Stephen Neitzke’s view of the Swiss example as a basic model for the US:

The Swiss have pioneered a working, workable, national Direct Democracy / representative government meld since 1891. They are one of the few nations on the planet both economically and socially successful -- despite the cultural diversity that requires four national languages. The Swiss are not the oddballs of élite propaganda. They are pioneers.

The Swiss tandem success is something that the US cannot even approach.

They have 3 branches of representative government -- legislative, executive, judicial -- and a very strong civil society in which every citizen has the politically equal power of one vote.

There is something very powerfully human about the "one person, one vote" system. That something is legitimacy.

When the Swiss citizens vote to approve any ballot measure, their approval occurs in a "double majority". That is, a majority of citizens approve and, additionally, a majority of citizens in a majority of states approve. The legitimacy of the double majority approval is undeniable. Likewise, so is the legitimacy of any citizen vote negation of the ballot question.

When the Swiss people act through initiative or referendum, they act as a part of the nation's legislative power. But they have an automatic advantage over the representative government legislature. Their approved civic initiative writes law directly into their constitution. Constitutional law there is, as it is everywhere, superior to statute law. Representative government cannot pass or alter constitutional law. Representative government can only pass or alter statute law. The automatic superiority of Swiss citizen law is an admirable innovation. We can probably devise citizen-superior statute law, but the Swiss experience shows us how to construct a system with the proper failsafe for citizen law.

There is no need to have the citizenry vote on every proposed law. Every act of the Swiss legislature is open to citizen review. They have a 90-day rule. If the citizens do not bring the very easy-to-do referendum challenge to a legislatively passed law within 90 days, then the citizens have -- constitutionally -- given their tacit consent to the law. No referendum means a nationally accepted law.

I believe there are both historical and human psychological grounds for paying attention to the successful Swiss model.

I believe we can improve on the Swiss model by (1) giving citizens the power to recall the elections of any elected representative, (2) creating citizen institutions (with online components) to record and protect citizen business, and (3) integrating it more with representative government in terms of executive veto (which could be overturned) and judicial review (to ensure that individual and minority rights are protected in accord with the written constitution against any majority action) -- while leaving the people as a clearly defined sovereign, holding the nation's ultimate power. 

But I purely believe that the Swiss system is basically sound and that we need look no further into political theory to gain a well balanced, responsive, and responsible system of governance.

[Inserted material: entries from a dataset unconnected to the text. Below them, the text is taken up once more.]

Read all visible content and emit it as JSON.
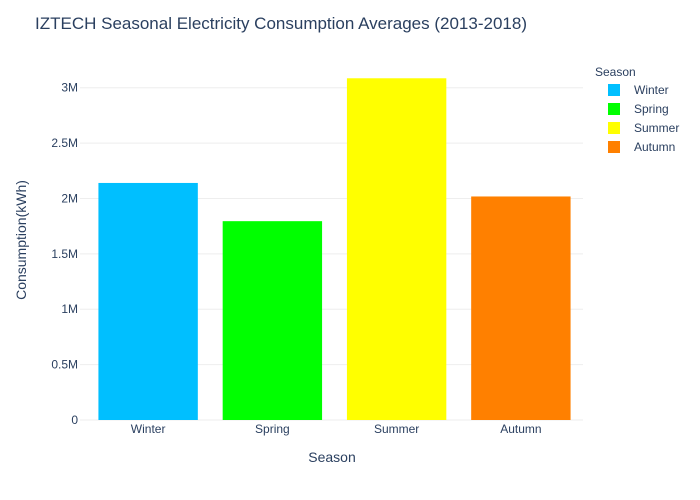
{
  "chart_data": {
    "type": "bar",
    "title": "IZTECH Seasonal Electricity Consumption Averages (2013-2018)",
    "xlabel": "Season",
    "ylabel": "Consumption(kWh)",
    "categories": [
      "Winter",
      "Spring",
      "Summer",
      "Autumn"
    ],
    "values": [
      2140000,
      1795000,
      3085000,
      2018000
    ],
    "colors": [
      "#00bfff",
      "#00ff00",
      "#ffff00",
      "#ff8000"
    ],
    "ylim": [
      0,
      3250000
    ],
    "yticks": [
      0,
      500000,
      1000000,
      1500000,
      2000000,
      2500000,
      3000000
    ],
    "ytick_labels": [
      "0",
      "0.5M",
      "1M",
      "1.5M",
      "2M",
      "2.5M",
      "3M"
    ],
    "grid": true,
    "legend": {
      "title": "Season",
      "position": "right",
      "entries": [
        "Winter",
        "Spring",
        "Summer",
        "Autumn"
      ]
    }
  }
}
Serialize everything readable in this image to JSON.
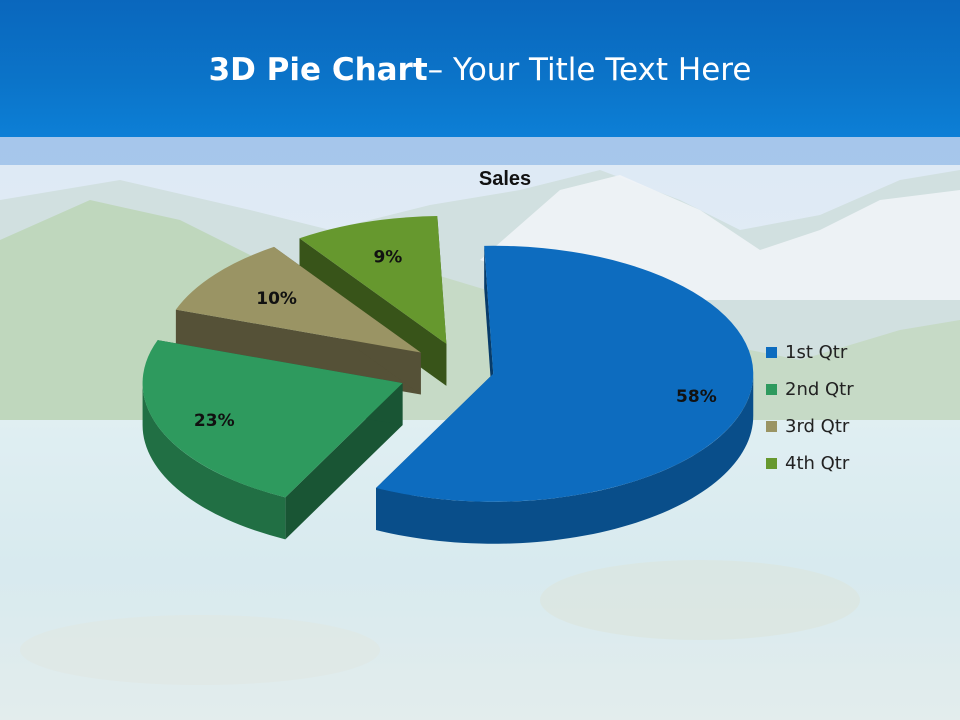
{
  "slide": {
    "title_bold": "3D Pie Chart",
    "title_rest": "– Your Title Text Here"
  },
  "chart_data": {
    "type": "pie",
    "title": "Sales",
    "three_d": true,
    "exploded": true,
    "categories": [
      "1st Qtr",
      "2nd Qtr",
      "3rd Qtr",
      "4th Qtr"
    ],
    "values": [
      58,
      23,
      10,
      9
    ],
    "value_labels": [
      "58%",
      "23%",
      "10%",
      "9%"
    ],
    "colors": [
      "#0d6cbf",
      "#2e9a5e",
      "#9a9464",
      "#66982e"
    ],
    "legend_position": "right"
  }
}
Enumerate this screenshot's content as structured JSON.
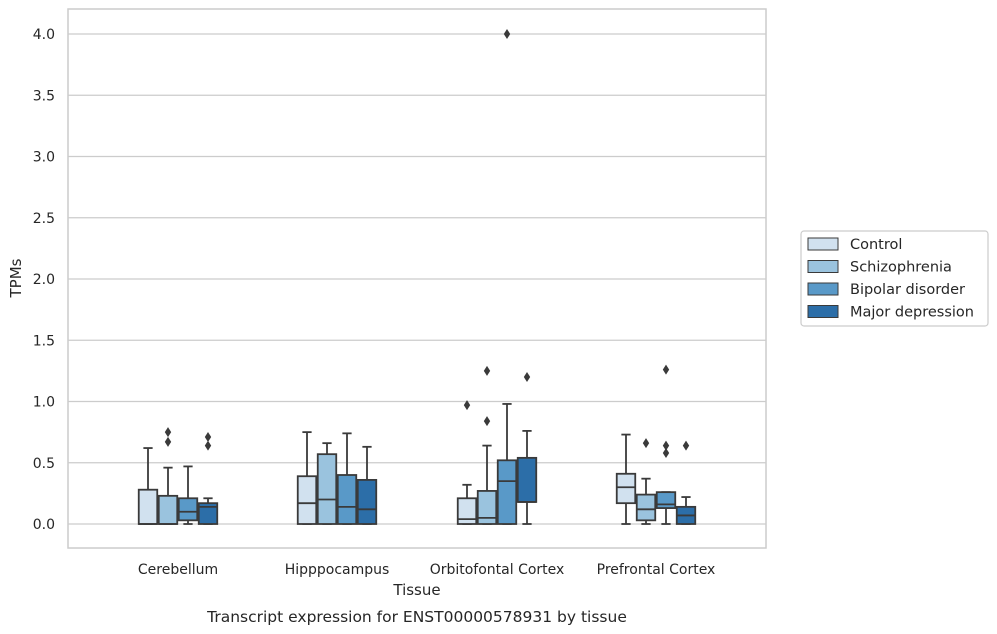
{
  "caption": "Transcript expression for ENST00000578931 by tissue",
  "chart_data": {
    "type": "box",
    "xlabel": "Tissue",
    "ylabel": "TPMs",
    "ylim": [
      -0.2,
      4.2
    ],
    "yticks": [
      "0.0",
      "0.5",
      "1.0",
      "1.5",
      "2.0",
      "2.5",
      "3.0",
      "3.5",
      "4.0"
    ],
    "grid": "horizontal",
    "legend_position": "right",
    "categories": [
      "Cerebellum",
      "Hipppocampus",
      "Orbitofontal Cortex",
      "Prefrontal Cortex"
    ],
    "series": [
      {
        "name": "Control",
        "color": "#d1e1ef",
        "boxes": [
          {
            "whislo": 0.0,
            "q1": 0.0,
            "med": 0.0,
            "q3": 0.28,
            "whishi": 0.62,
            "fliers": []
          },
          {
            "whislo": 0.0,
            "q1": 0.0,
            "med": 0.17,
            "q3": 0.39,
            "whishi": 0.75,
            "fliers": []
          },
          {
            "whislo": 0.0,
            "q1": 0.0,
            "med": 0.04,
            "q3": 0.21,
            "whishi": 0.32,
            "fliers": [
              0.97
            ]
          },
          {
            "whislo": 0.0,
            "q1": 0.17,
            "med": 0.3,
            "q3": 0.41,
            "whishi": 0.73,
            "fliers": []
          }
        ]
      },
      {
        "name": "Schizophrenia",
        "color": "#9ac3de",
        "boxes": [
          {
            "whislo": 0.0,
            "q1": 0.0,
            "med": 0.0,
            "q3": 0.23,
            "whishi": 0.46,
            "fliers": [
              0.67,
              0.75
            ]
          },
          {
            "whislo": 0.0,
            "q1": 0.0,
            "med": 0.2,
            "q3": 0.57,
            "whishi": 0.66,
            "fliers": []
          },
          {
            "whislo": 0.0,
            "q1": 0.0,
            "med": 0.05,
            "q3": 0.27,
            "whishi": 0.64,
            "fliers": [
              0.84,
              1.25
            ]
          },
          {
            "whislo": 0.0,
            "q1": 0.03,
            "med": 0.12,
            "q3": 0.24,
            "whishi": 0.37,
            "fliers": [
              0.66
            ]
          }
        ]
      },
      {
        "name": "Bipolar disorder",
        "color": "#5999c8",
        "boxes": [
          {
            "whislo": 0.0,
            "q1": 0.03,
            "med": 0.1,
            "q3": 0.21,
            "whishi": 0.47,
            "fliers": []
          },
          {
            "whislo": 0.0,
            "q1": 0.0,
            "med": 0.14,
            "q3": 0.4,
            "whishi": 0.74,
            "fliers": []
          },
          {
            "whislo": 0.0,
            "q1": 0.0,
            "med": 0.35,
            "q3": 0.52,
            "whishi": 0.98,
            "fliers": [
              4.0
            ]
          },
          {
            "whislo": 0.0,
            "q1": 0.13,
            "med": 0.16,
            "q3": 0.26,
            "whishi": 0.26,
            "fliers": [
              0.58,
              0.64,
              1.26
            ]
          }
        ]
      },
      {
        "name": "Major depression",
        "color": "#2c6ea8",
        "boxes": [
          {
            "whislo": 0.0,
            "q1": 0.0,
            "med": 0.14,
            "q3": 0.17,
            "whishi": 0.21,
            "fliers": [
              0.64,
              0.71
            ]
          },
          {
            "whislo": 0.0,
            "q1": 0.0,
            "med": 0.12,
            "q3": 0.36,
            "whishi": 0.63,
            "fliers": []
          },
          {
            "whislo": 0.0,
            "q1": 0.18,
            "med": 0.18,
            "q3": 0.54,
            "whishi": 0.76,
            "fliers": [
              1.2
            ]
          },
          {
            "whislo": 0.0,
            "q1": 0.0,
            "med": 0.07,
            "q3": 0.14,
            "whishi": 0.22,
            "fliers": [
              0.64
            ]
          }
        ]
      }
    ]
  }
}
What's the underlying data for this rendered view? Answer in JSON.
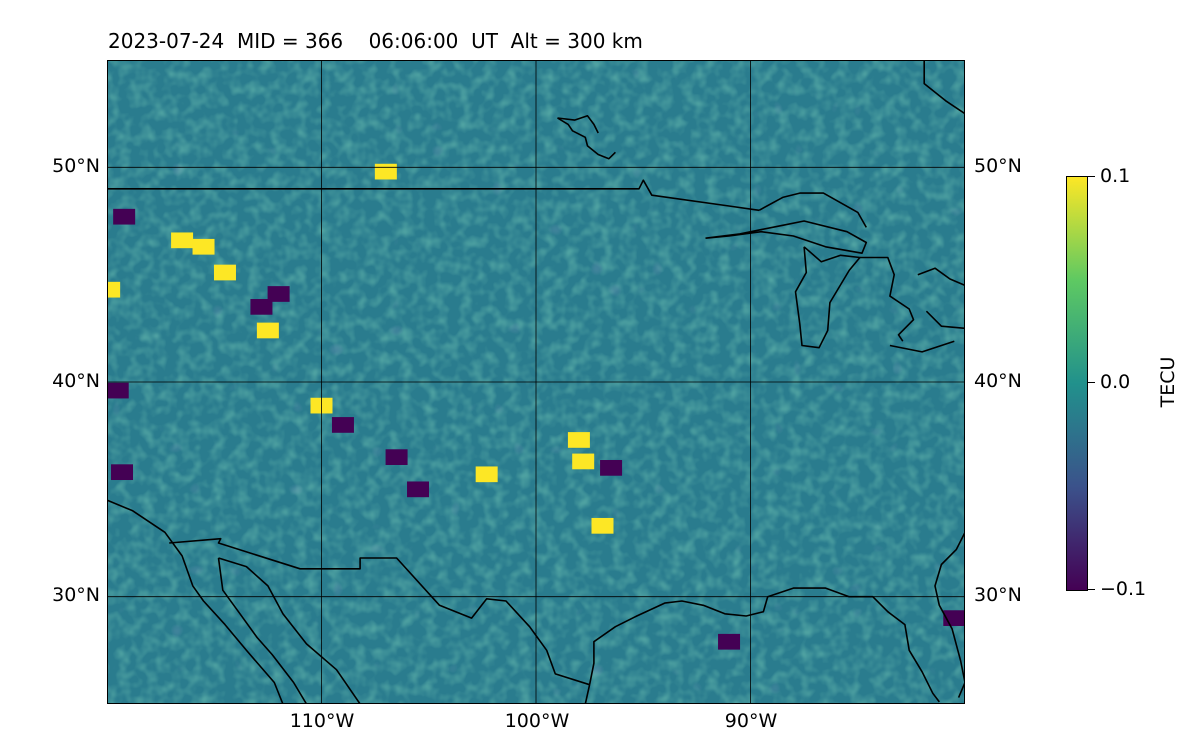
{
  "title": "2023-07-24  MID = 366    06:06:00  UT  Alt = 300 km",
  "map": {
    "projection": "plate-carree",
    "lon_range": [
      -120,
      -80
    ],
    "lat_range": [
      25,
      55
    ],
    "field": "TEC perturbation (detrended)",
    "features": [
      "coastlines",
      "US-Canada border",
      "US-Mexico border",
      "Great Lakes"
    ],
    "gridlines": true
  },
  "lat_ticks": [
    {
      "value": 30,
      "label": "30°N"
    },
    {
      "value": 40,
      "label": "40°N"
    },
    {
      "value": 50,
      "label": "50°N"
    }
  ],
  "lon_ticks": [
    {
      "value": -110,
      "label": "110°W"
    },
    {
      "value": -100,
      "label": "100°W"
    },
    {
      "value": -90,
      "label": "90°W"
    }
  ],
  "colorbar": {
    "label": "TECU",
    "colormap": "viridis",
    "min": -0.1,
    "max": 0.1,
    "ticks": [
      {
        "value": 0.1,
        "label": "0.1"
      },
      {
        "value": 0.0,
        "label": "0.0"
      },
      {
        "value": -0.1,
        "label": "−0.1"
      }
    ],
    "colors": [
      "#440154",
      "#3b528b",
      "#21918c",
      "#5ec962",
      "#fde725"
    ]
  },
  "anomalies": {
    "positive": [
      {
        "lon": -114.5,
        "lat": 45.1
      },
      {
        "lon": -116.5,
        "lat": 46.6
      },
      {
        "lon": -115.5,
        "lat": 46.3
      },
      {
        "lon": -112.5,
        "lat": 42.4
      },
      {
        "lon": -110.0,
        "lat": 38.9
      },
      {
        "lon": -102.3,
        "lat": 35.7
      },
      {
        "lon": -97.8,
        "lat": 36.3
      },
      {
        "lon": -98.0,
        "lat": 37.3
      },
      {
        "lon": -96.9,
        "lat": 33.3
      },
      {
        "lon": -119.9,
        "lat": 44.3
      },
      {
        "lon": -107.0,
        "lat": 49.8
      }
    ],
    "negative": [
      {
        "lon": -119.2,
        "lat": 47.7
      },
      {
        "lon": -112.8,
        "lat": 43.5
      },
      {
        "lon": -112.0,
        "lat": 44.1
      },
      {
        "lon": -119.5,
        "lat": 39.6
      },
      {
        "lon": -119.3,
        "lat": 35.8
      },
      {
        "lon": -105.5,
        "lat": 35.0
      },
      {
        "lon": -106.5,
        "lat": 36.5
      },
      {
        "lon": -96.5,
        "lat": 36.0
      },
      {
        "lon": -91.0,
        "lat": 27.9
      },
      {
        "lon": -80.5,
        "lat": 29.0
      },
      {
        "lon": -109.0,
        "lat": 38.0
      }
    ]
  }
}
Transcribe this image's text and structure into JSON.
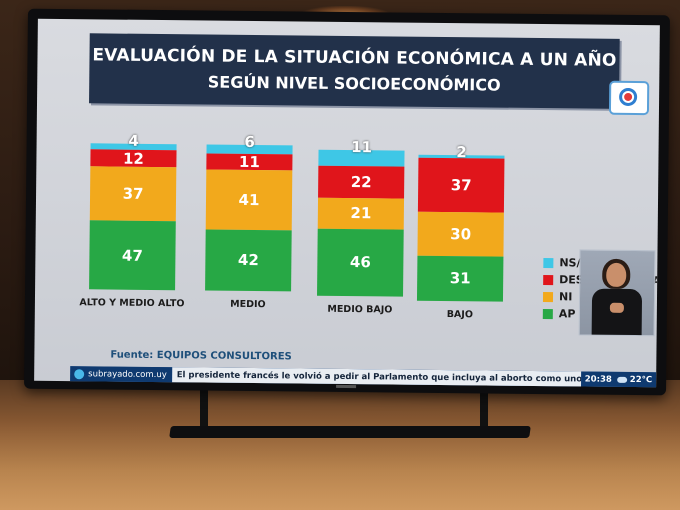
{
  "chart_data": {
    "type": "bar",
    "stacked": true,
    "title": "EVALUACIÓN DE LA SITUACIÓN ECONÓMICA A UN AÑO",
    "subtitle": "SEGÚN NIVEL SOCIOECONÓMICO",
    "categories": [
      "ALTO Y MEDIO ALTO",
      "MEDIO",
      "MEDIO BAJO",
      "BAJO"
    ],
    "series": [
      {
        "name": "NS/NC",
        "color": "#3ec7e6",
        "values": [
          4,
          6,
          11,
          2
        ]
      },
      {
        "name": "DESAPRUEBA",
        "color": "#e0151b",
        "values": [
          12,
          11,
          22,
          37
        ]
      },
      {
        "name": "NI",
        "color": "#f2a91c",
        "values": [
          37,
          41,
          21,
          30
        ]
      },
      {
        "name": "APRUEBA",
        "color": "#27a845",
        "values": [
          47,
          42,
          46,
          31
        ]
      }
    ],
    "legend_visible_text": [
      "NS/N",
      "DESA",
      "EBA",
      "NI",
      "AP"
    ],
    "legend_position": "right",
    "source": "Fuente: EQUIPOS CONSULTORES"
  },
  "ticker": {
    "site": "subrayado.com.uy",
    "headline": "El presidente francés le volvió a pedir al Parlamento que incluya al aborto como uno de los derechos fundamentales",
    "time": "20:38",
    "temperature": "22°C"
  },
  "channel_logo": "channel-eye-logo-icon"
}
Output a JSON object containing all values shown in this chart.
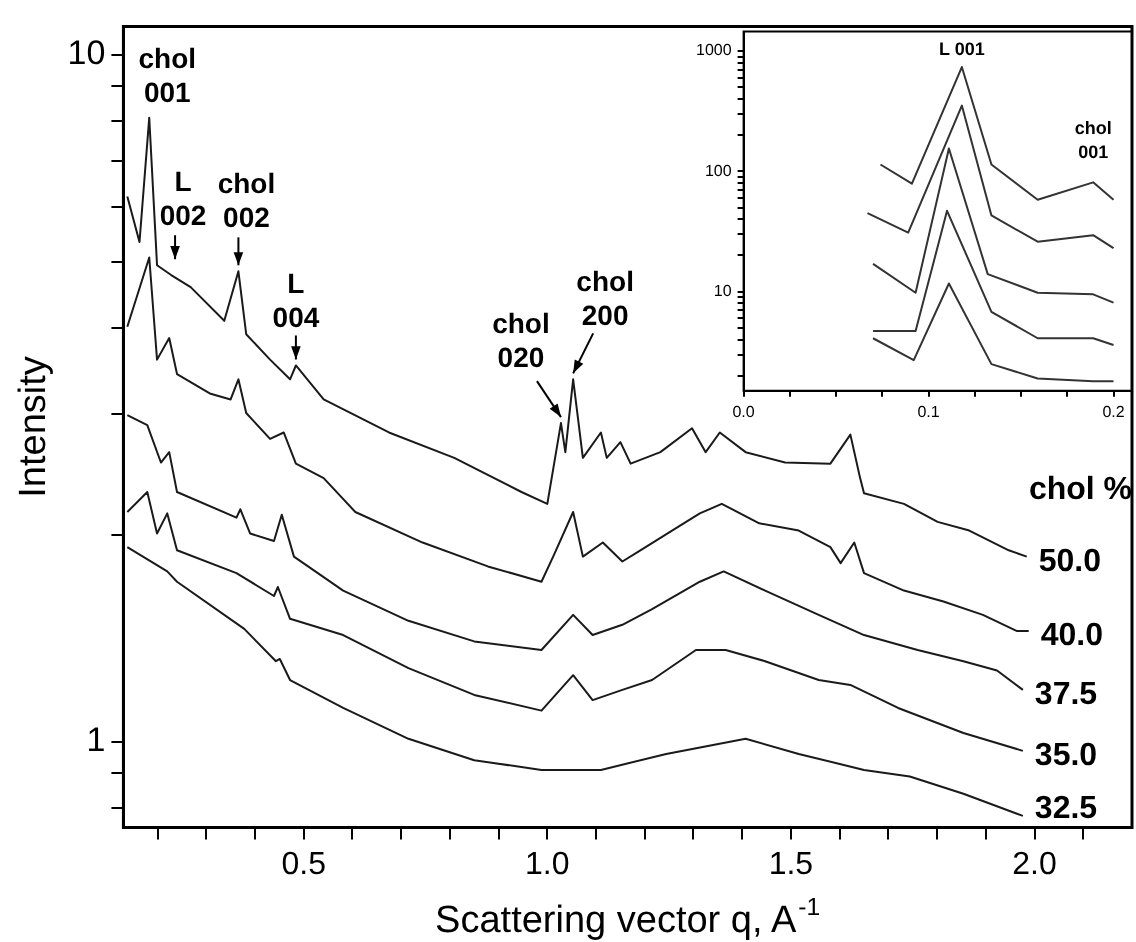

There are 23 US states with approximately the same form of governance as is held by the Swiss. The representative governments in those states are, of course, as corporately controlled as is the US national representative government -- a condition absent in Swiss governance. Citizens in those US states have only rarely been able to completely work around the corporate control that grips their representative governments. Still, there are historical moments and trends in the governance of those states that speak to the huge benefits of the tension between representative government and the fully empowered, democratic civil society.

Civil society in a democracy is a remarkable and vastly underrated creature. I feel that too many Direct Democracy advocates today do not give a democracy's civil society anywhere near the credit that it is due. Having spent 29 adult years in 3 of the US states having initiative, referendum, and recall, I can witness to the splendid political depth and flexibility of such civil societies -- even when they have to work against corporate control of their representative governments.

The Swiss political dynamic demonstrates the multilevel, multifaceted powers of the Swiss civil society. A semi-close reading of one book can tell you the story. It is Kris W. Kobach's 1993 book, "The Referendum: Direct Democracy In Switzerland", published both in the US and in England by Dartmouth. It's widely used in colleges and universities and is internationally available.

There is no need to have a branch of government for news services. Such a branch would be superfluous in a working democracy. Given political equality among all citizens, and adequate regulation of corporations where necessary, news media organizations would simply know how to behave. It is an obvious benefit of the political dynamic that grows out of the Direct Democracy / representative government meld.

And there is no need to have a branch of government for attorney generals. When the people can reach into any part of their representative government to make corrections, representative government suddenly becomes much more responsive. A Janet Reno, hiding the crimes of politicians from justice, simply is not possible in those US states having recall when citizen outrage is running high.

Sadly, in the US states having recall, the controlling corporations and the corrupted representatives only have to hide out for a short time following a public outrage. But that is only because the civil societies in those states do not yet have citizen institutions to continually observe and monitor the performance of their representative governments. Such days are surely coming.